Eric Starkman is founder and president of STARKMAN, a public relations and crisis communications firm based in Los Angeles. He was previously a reporter at major newspapers in the U.S. and Canada.
By Eric Starkman
Growing up in Toronto I had a quintessentially Canadian view about government authority: Only bad people ran afoul of the law.
But my innocence was shattered when I was a young reporter at The Toronto Star and Ontario’s Attorney General leaked me some information about some entrepreneurs who had embarrassed his Administration that I knew to be untrue. I didn’t write the story but other reporters happily picked up the narrative, ultimately giving the government the PR cover to seize the businesses of the entrepreneurs without any due process. I’m still shaken by the abuse of power.
I naively believed that such prosecutorial wrongdoing could never happen in the U.S. My bubble was quickly burst when The Detroit News hired me as a business reporter and assigned me to cover the high profile administrative hearing of Stanford Stoddard, a maverick Michigan banker who the Comptroller of the Currency alleged had misappropriated funds from the bank he founded. In her opening statement, a young ambitious OCC attorney alleged that among Stoddard’s wrongdoings was using bank funds to purchase alcohol. As Stoddard was a devout Mormon the charge was exceptionally damning, so I asked Stoddard’s attorney about the allegation. Turns out the alcohol in question was a bottle of wine for a religious ceremony.
Former New York Attorney General Eliot Spitzer, who was lionized in the media as “The Sherriff of Wall Street,” jolted me with another wakeup call about prosecutorial wrongdoing. Spitzer and his minions routinely spread false or misleading information about my former client Dick Grasso after he was forced out of the New York Stock Exchange because of bogus allegations the former chairman and CEO was overpaid.
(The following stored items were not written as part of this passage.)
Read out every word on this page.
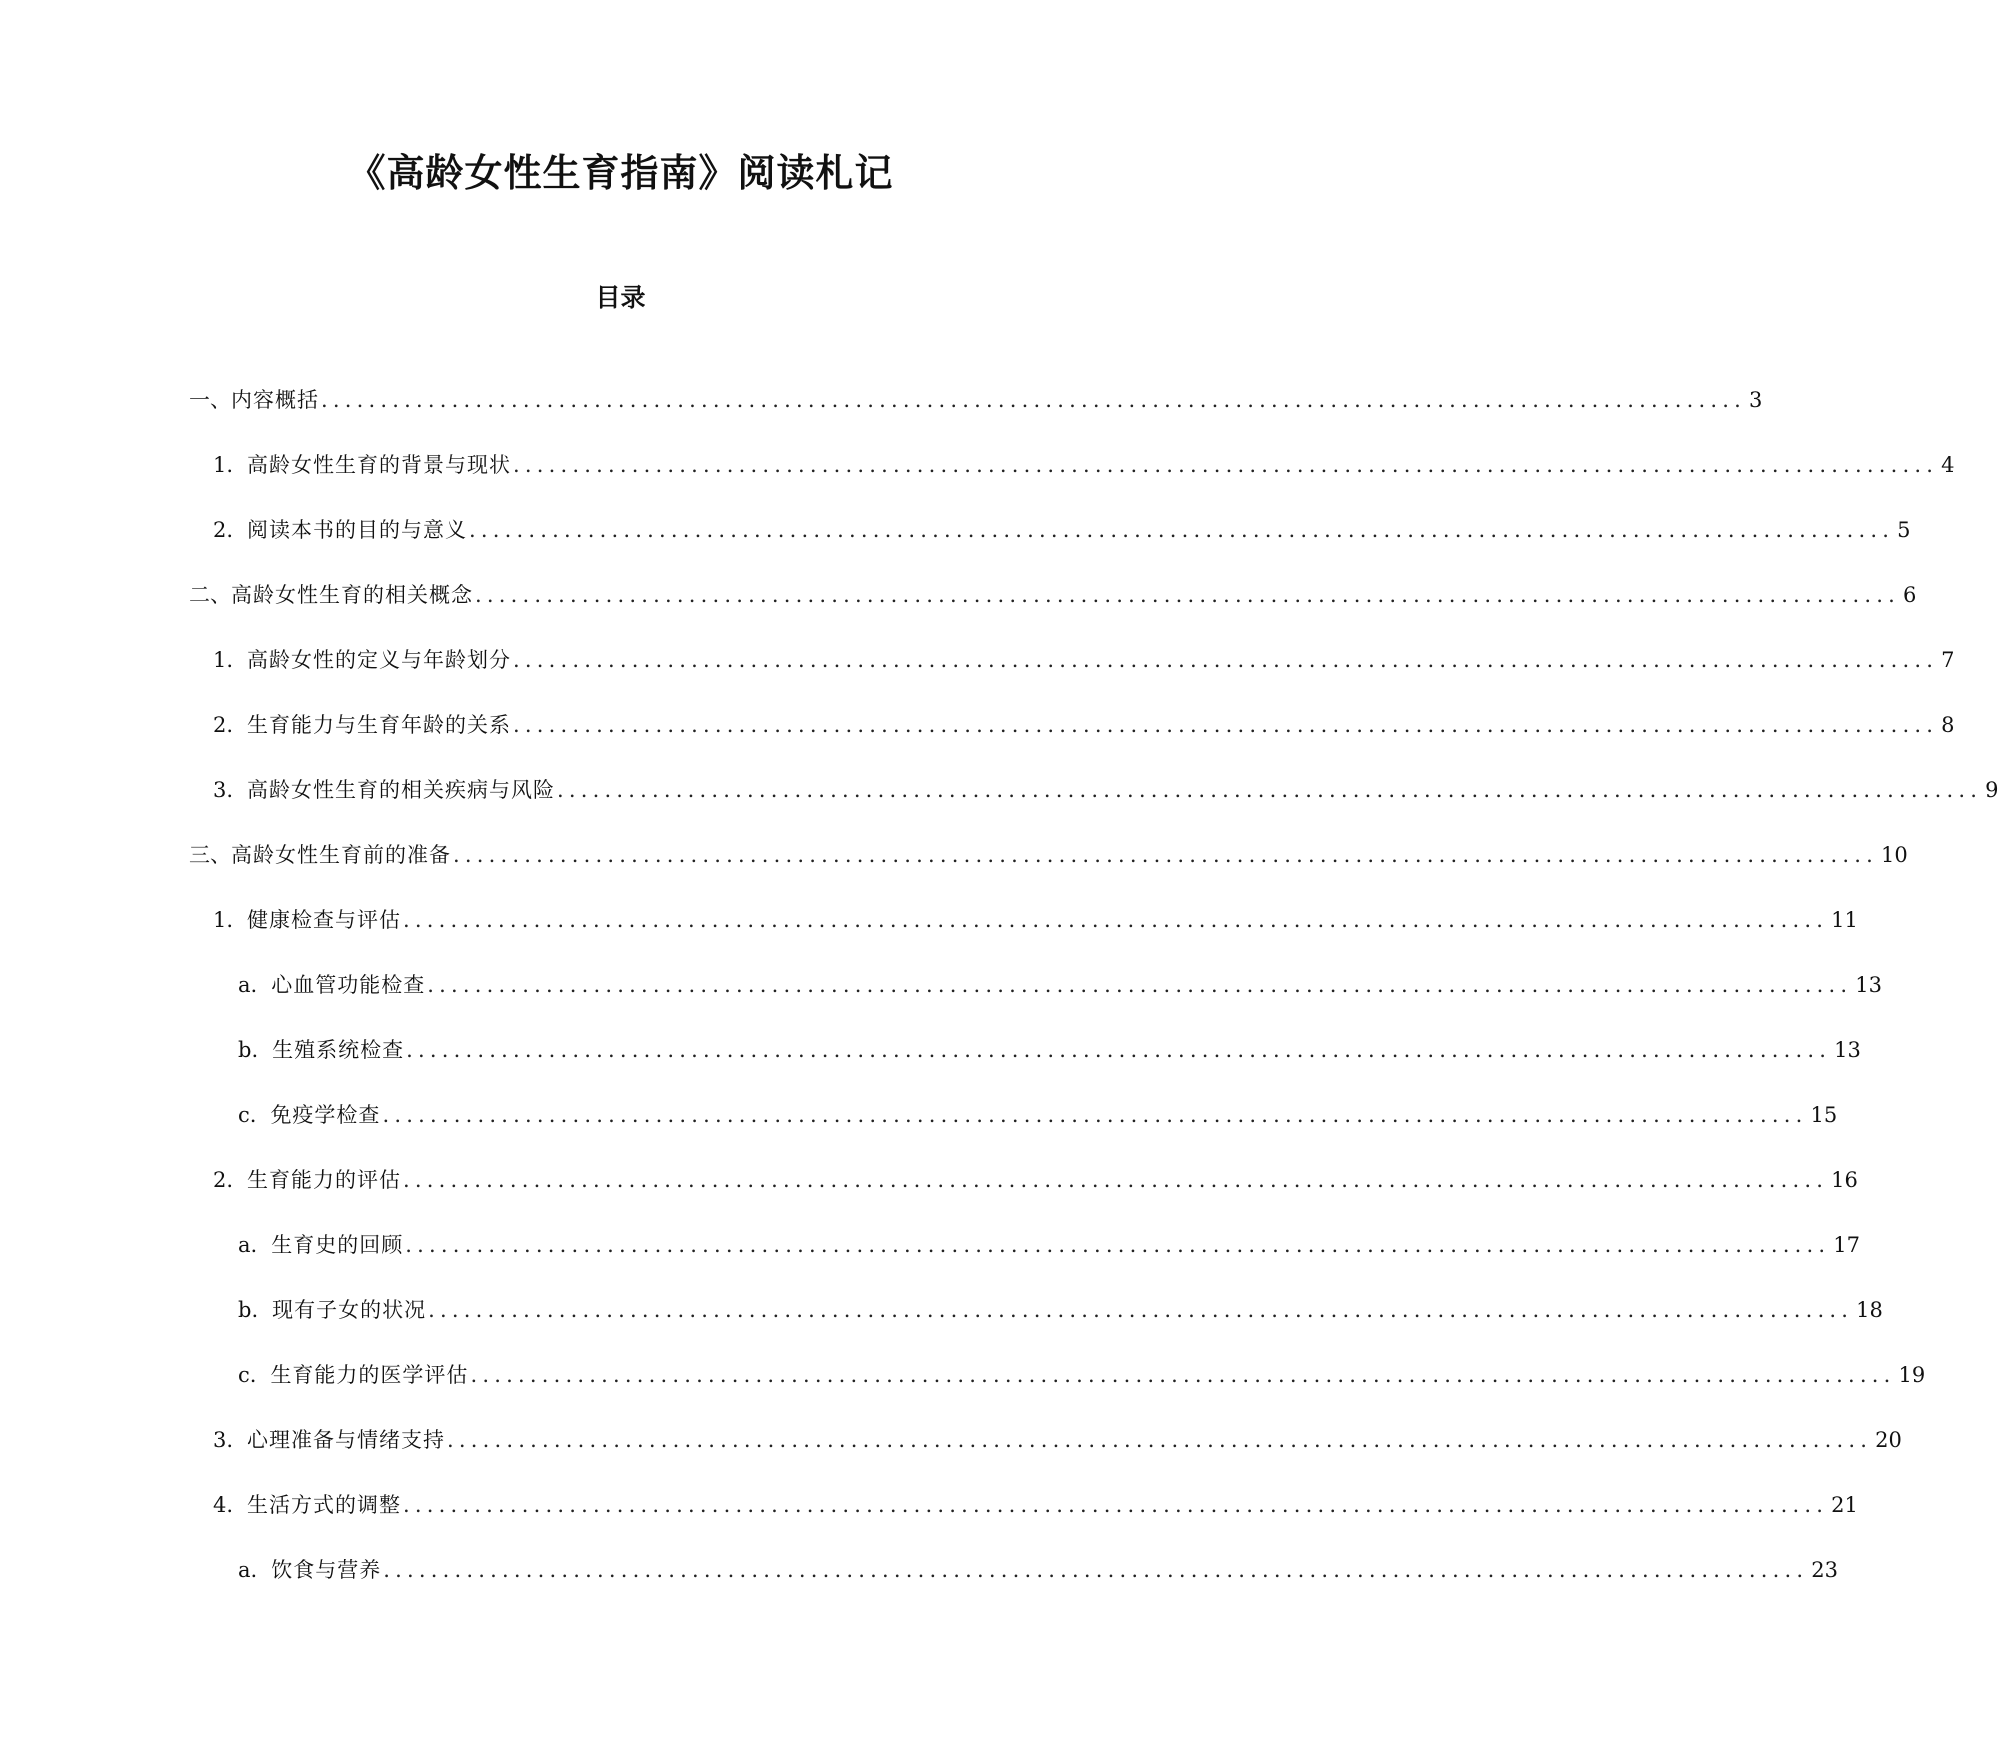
《高龄女性生育指南》阅读札记
目录
一、 内容概括 ........................................................................................................................ 3
1. 高龄女性生育的背景与现状 ........................................................................................................................ 4
2. 阅读本书的目的与意义 ........................................................................................................................ 5
二、 高龄女性生育的相关概念 ........................................................................................................................ 6
1. 高龄女性的定义与年龄划分 ........................................................................................................................ 7
2. 生育能力与生育年龄的关系 ........................................................................................................................ 8
3. 高龄女性生育的相关疾病与风险 ........................................................................................................................ 9
三、 高龄女性生育前的准备 ........................................................................................................................ 10
1. 健康检查与评估 ........................................................................................................................ 11
a. 心血管功能检查 ........................................................................................................................ 13
b. 生殖系统检查 ........................................................................................................................ 13
c. 免疫学检查 ........................................................................................................................ 15
2. 生育能力的评估 ........................................................................................................................ 16
a. 生育史的回顾 ........................................................................................................................ 17
b. 现有子女的状况 ........................................................................................................................ 18
c. 生育能力的医学评估 ........................................................................................................................ 19
3. 心理准备与情绪支持 ........................................................................................................................ 20
4. 生活方式的调整 ........................................................................................................................ 21
a. 饮食与营养 ........................................................................................................................ 23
An example of Team Spitzer’s dishonesty was leaking a document that showed Grasso’s son accompanied him on the private jet the NYSE chartered so Grasso could host a reception at Davos, Switzerland. Spitzer’s team neglected to provide the documentation showing that Grasso reimbursed the NYSE for the cost of his son’s trip.
Preet Bharara, who was just fired as the U.S. Attorney for the Southern District, took Spitzer’s prosecutorial abuse to an even higher level. For a time, Bharara was an even bigger media darling than Spitzer, garnering fawning media coverage for his high-profile cases, including this gusher of a puff piece by William Cohan in Fortune. Bharara loved the media limelight, routinely holding news conferences to trump up publicity for his cases and leaking damaging allegations to obsequious reporters who gladly published them and abetted in the smearing of his targets before they had an opportunity to defend themselves.
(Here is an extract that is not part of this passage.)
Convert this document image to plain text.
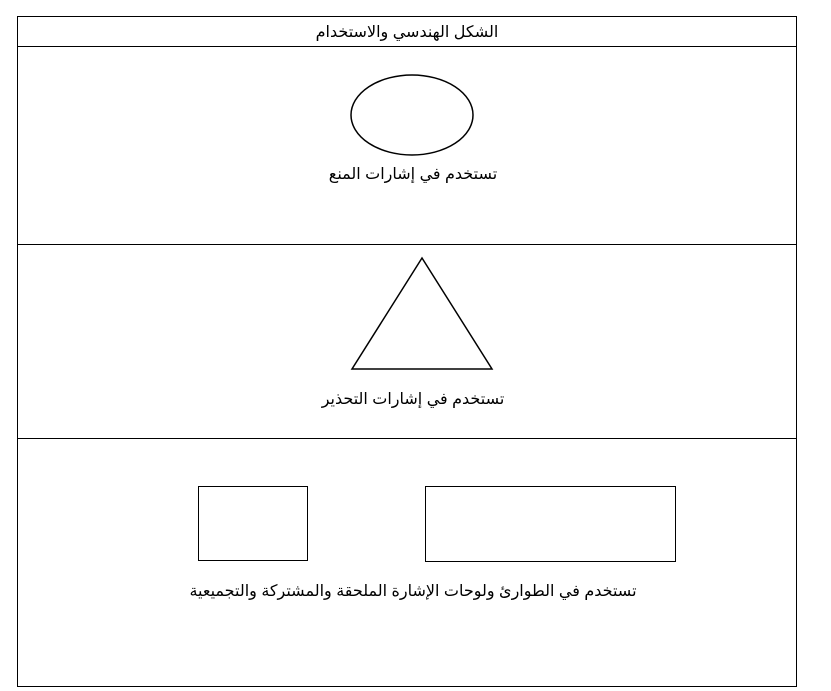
الشكل الهندسي والاستخدام
تستخدم في إشارات المنع
تستخدم في إشارات التحذير
تستخدم في الطوارئ ولوحات الإشارة الملحقة والمشتركة والتجميعية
As Jesse Eisinger noted last week in Pro Publica, Bharara was no hero. His prosecutorial track record was mixed, as several of his high-profile cases were overturned on appeal. And his practice of arguing his cases in the media earned him the opprobrium of the judge overseeing his case against Sheldon Silver, the former NY Democratic State Assembly speaker, who charged that Bharara’s media blitz “strayed so close to the rules governing his own conduct.”
Even Cohan came to appreciate Bharara’s unethical behavior, publishing this impressive story about the questionable tactics used to pressure former hedge fund manager Todd Newman to settle insider trading charges. Bharara tellingly was too tongue tied to talk to Cohan for a story that was critical of him.
Sadly, the universe of reporters who appreciate the dangers of prosecutorial abuse is limited to a handful of some very experienced reporters. One of them is New York Times columnist Andrew Ross Sorkin, who has written critically about Bharara and presumably played a meaningful role in the critical portrayal of U.S. Attorney Chuck Rhoades in the Showtime series “Billions.” (Sorkin is one of the show’s creators). The Rhoades character is clearly based on Bharara, replete with the latter’s petulance and media manipulation. The show also admirably is unkind in its portrayal of a reporter and his pursuit of a scoop.
Best-selling author Michael Lewis took up the cause of Sergey Aleynikov, the Goldman Sachs programmer who was convicted and sentenced to prison for stealing computer code, Jim Stewart wrote about the questionable charges leveled against Zachary Warren, and Joe Norcera wrote an admirable column about the shameful prosecution of Charlie Engle.
Diane Brady, among the fairest and most ethical journalists, recently commented that stories based on leaked documents should be held to the same reporting standards as any news story. That’s an admirable requirement, but regretfully we’ve entered the Brian Stelter media age, where reporters who publish leaked documents and give anonymous people a platform for their political agendas are deemed “investigative journalists.”
The media can’t be counted on to protect against prosecutorial wrongdoing. But with Bharara out of office, the Southern District is momentarily a safer place for innocent people.